I am thinking of making my tank easier to move around by putting wheels underneath, is this a good idea?


----------



## ninez (Apr 21, 2010)

Fish Aquarium and Tank Sizes and Characteristics, starting an aquarium, buying equipment, choosing tanks

90G with water is 1000lbs+ 
THAT'S a lot of weight.


----------



## 2wheelsx2 (Apr 21, 2010)

I guess if you really wanted to, you can mount your stand to wheel dollies like these, otherwise forget the ideal: OTC Wheel Dolly 1,500 lb. Easy Roller

However, there is still the issue of the water sloshing around which could cause the tank to burst or leak. Are you prepared for that consequence for the sake of convenience?


----------



## Theratboy_101 (Apr 27, 2010)

it could work if you get some good strong casters and maybe beef the frame up some. there really not meant to move!... 

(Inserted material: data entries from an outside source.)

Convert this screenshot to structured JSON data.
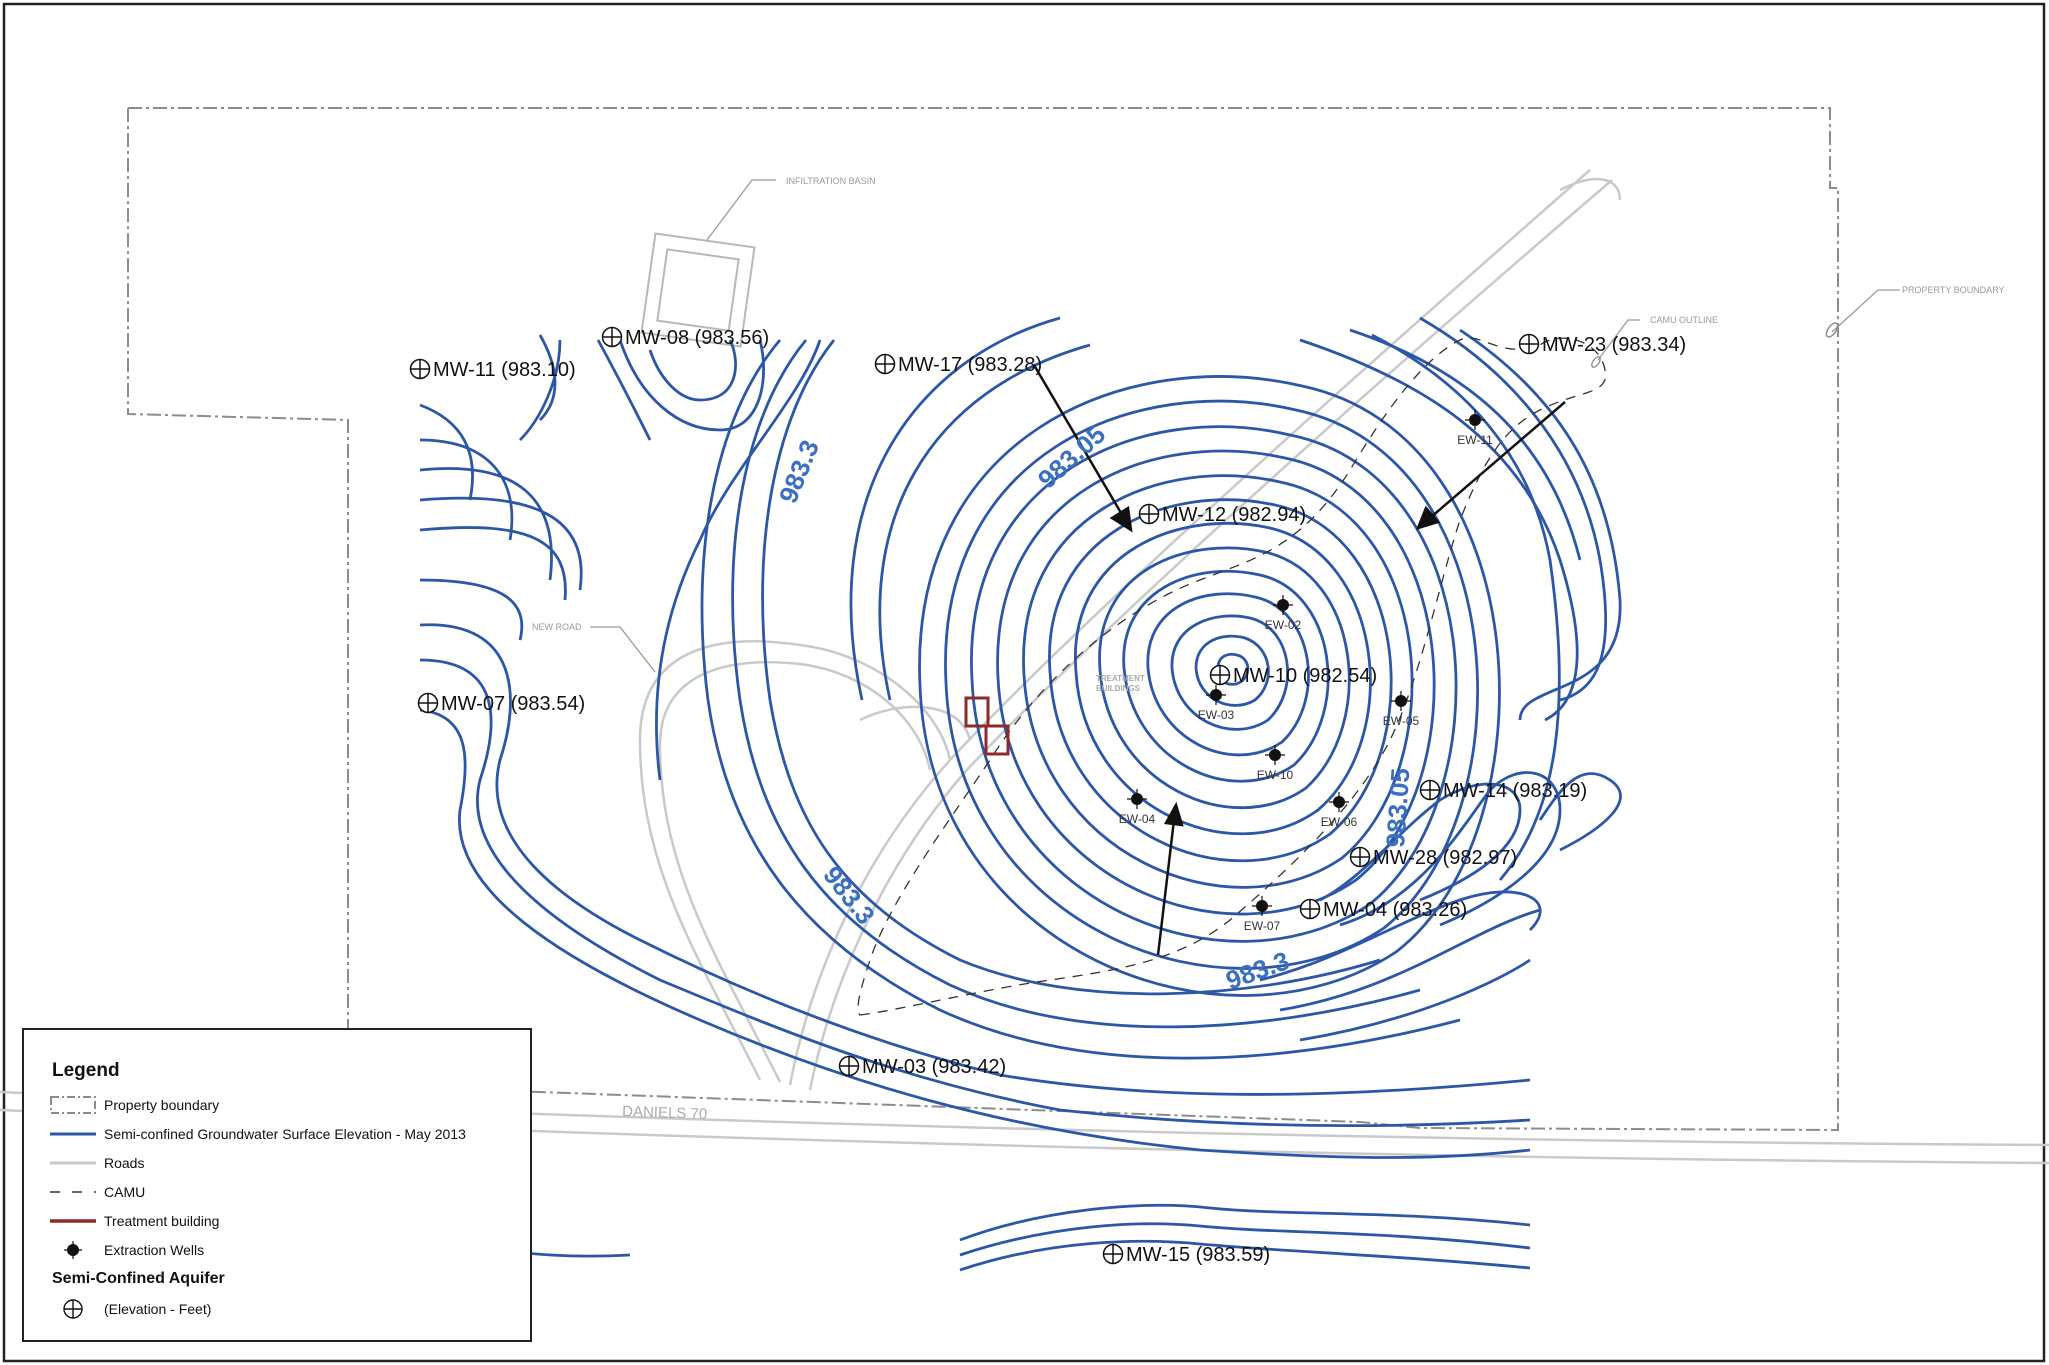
{
  "colors": {
    "contour": "#2c57a6",
    "contour_label": "#3a6fc2",
    "road": "#c9c9c9",
    "boundary": "#8c8c8c",
    "treatment": "#8b2a2a",
    "well": "#111111",
    "frame": "#222222"
  },
  "annotations": {
    "infiltration_basin": "INFILTRATION BASIN",
    "property_boundary": "PROPERTY BOUNDARY",
    "camu_outline": "CAMU OUTLINE",
    "new_road": "NEW ROAD",
    "treatment_buildings_1": "TREATMENT",
    "treatment_buildings_2": "BUILDINGS",
    "road_name": "DANIELS 70"
  },
  "monitoring_wells": [
    {
      "id": "MW-08",
      "elevation_ft": 983.56,
      "label": "MW-08 (983.56)"
    },
    {
      "id": "MW-11",
      "elevation_ft": 983.1,
      "label": "MW-11 (983.10)"
    },
    {
      "id": "MW-17",
      "elevation_ft": 983.28,
      "label": "MW-17 (983.28)"
    },
    {
      "id": "MW-23",
      "elevation_ft": 983.34,
      "label": "MW-23 (983.34)"
    },
    {
      "id": "MW-12",
      "elevation_ft": 982.94,
      "label": "MW-12 (982.94)"
    },
    {
      "id": "MW-10",
      "elevation_ft": 982.54,
      "label": "MW-10 (982.54)"
    },
    {
      "id": "MW-07",
      "elevation_ft": 983.54,
      "label": "MW-07 (983.54)"
    },
    {
      "id": "MW-14",
      "elevation_ft": 983.19,
      "label": "MW-14 (983.19)"
    },
    {
      "id": "MW-28",
      "elevation_ft": 982.97,
      "label": "MW-28 (982.97)"
    },
    {
      "id": "MW-04",
      "elevation_ft": 983.26,
      "label": "MW-04 (983.26)"
    },
    {
      "id": "MW-03",
      "elevation_ft": 983.42,
      "label": "MW-03 (983.42)"
    },
    {
      "id": "MW-15",
      "elevation_ft": 983.59,
      "label": "MW-15 (983.59)"
    }
  ],
  "extraction_wells": [
    {
      "id": "EW-11",
      "label": "EW-11"
    },
    {
      "id": "EW-02",
      "label": "EW-02"
    },
    {
      "id": "EW-03",
      "label": "EW-03"
    },
    {
      "id": "EW-05",
      "label": "EW-05"
    },
    {
      "id": "EW-10",
      "label": "EW-10"
    },
    {
      "id": "EW-04",
      "label": "EW-04"
    },
    {
      "id": "EW-06",
      "label": "EW-06"
    },
    {
      "id": "EW-07",
      "label": "EW-07"
    }
  ],
  "contour_labels": [
    {
      "text": "983.3"
    },
    {
      "text": "983.05"
    },
    {
      "text": "983.3"
    },
    {
      "text": "983.3"
    },
    {
      "text": "983.05"
    }
  ],
  "legend": {
    "title": "Legend",
    "items": [
      {
        "label": "Property boundary"
      },
      {
        "label": "Semi-confined Groundwater Surface Elevation - May 2013"
      },
      {
        "label": "Roads"
      },
      {
        "label": "CAMU"
      },
      {
        "label": "Treatment building"
      },
      {
        "label": "Extraction Wells"
      }
    ],
    "subheading": "Semi-Confined Aquifer",
    "sub_item": "(Elevation - Feet)"
  }
}
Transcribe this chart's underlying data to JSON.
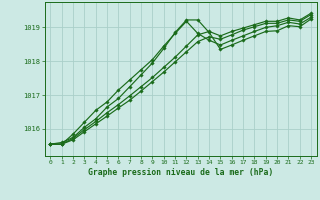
{
  "background_color": "#cce9e4",
  "grid_color": "#aacfc9",
  "line_color": "#1a6b1a",
  "title": "Graphe pression niveau de la mer (hPa)",
  "xlim": [
    -0.5,
    23.5
  ],
  "ylim": [
    1015.2,
    1019.75
  ],
  "yticks": [
    1016,
    1017,
    1018,
    1019
  ],
  "xticks": [
    0,
    1,
    2,
    3,
    4,
    5,
    6,
    7,
    8,
    9,
    10,
    11,
    12,
    13,
    14,
    15,
    16,
    17,
    18,
    19,
    20,
    21,
    22,
    23
  ],
  "series": {
    "line1": [
      1015.55,
      1015.6,
      1015.75,
      1016.05,
      1016.3,
      1016.65,
      1016.9,
      1017.25,
      1017.6,
      1017.95,
      1018.38,
      1018.85,
      1019.22,
      1019.22,
      1018.85,
      1018.35,
      1018.48,
      1018.62,
      1018.75,
      1018.88,
      1018.9,
      1019.05,
      1019.02,
      1019.25
    ],
    "line2": [
      1015.55,
      1015.55,
      1015.85,
      1016.2,
      1016.55,
      1016.8,
      1017.15,
      1017.45,
      1017.75,
      1018.05,
      1018.45,
      1018.82,
      1019.18,
      1018.82,
      1018.62,
      1018.48,
      1018.62,
      1018.75,
      1018.88,
      1019.0,
      1019.05,
      1019.15,
      1019.1,
      1019.3
    ],
    "line3": [
      1015.55,
      1015.55,
      1015.72,
      1015.98,
      1016.22,
      1016.48,
      1016.72,
      1016.98,
      1017.25,
      1017.52,
      1017.82,
      1018.12,
      1018.45,
      1018.78,
      1018.88,
      1018.75,
      1018.88,
      1018.98,
      1019.08,
      1019.18,
      1019.18,
      1019.28,
      1019.22,
      1019.42
    ],
    "line4": [
      1015.55,
      1015.55,
      1015.68,
      1015.92,
      1016.15,
      1016.38,
      1016.62,
      1016.85,
      1017.12,
      1017.4,
      1017.68,
      1017.98,
      1018.28,
      1018.58,
      1018.72,
      1018.65,
      1018.78,
      1018.92,
      1019.02,
      1019.12,
      1019.12,
      1019.22,
      1019.18,
      1019.38
    ]
  }
}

Also I'd use locking casters... last thing you need is for some one to lean on it and it roll off across the room!


----------



## target (Apr 21, 2010)

I say definitely a bad idea. Its a lot of weight, plus the sloshing. Why would you need to move the tank on a regular basis?


----------



## roshan (Jul 19, 2010)

*I think its a bad idea!*

A big thank you to all who replied. Probably not a good idea.


----------



## Keri (Aug 2, 2010)

I get what you are saying, it sure would be convenient to be able to move the tank out from the wall for some things but the others are right, it would put a lot of stress on the tank and if your floor/wheels werent perfectly even you'd risk a blow out. 
I guess my best advice is when setting up your tank do a "dry run" ie: set everything up in the tank with no water or gravel, just all of the equipment to see how much room you have in the back. Even try sticking your hand back there, just to find out what you are comfortable with and leave a little extra... I have set up tanks and then "upgraded" equipment only to find out I don't have room for it! lol


----------



## taureandragon76 (Apr 21, 2010)

Another thing to consider is once you put a tank and stand on wheels you loose the integrety of the stand and would have to redesign it for the weight to be dispersed to the wheels, but I think you can already see from the other posts that it is most likely a bad idea


----------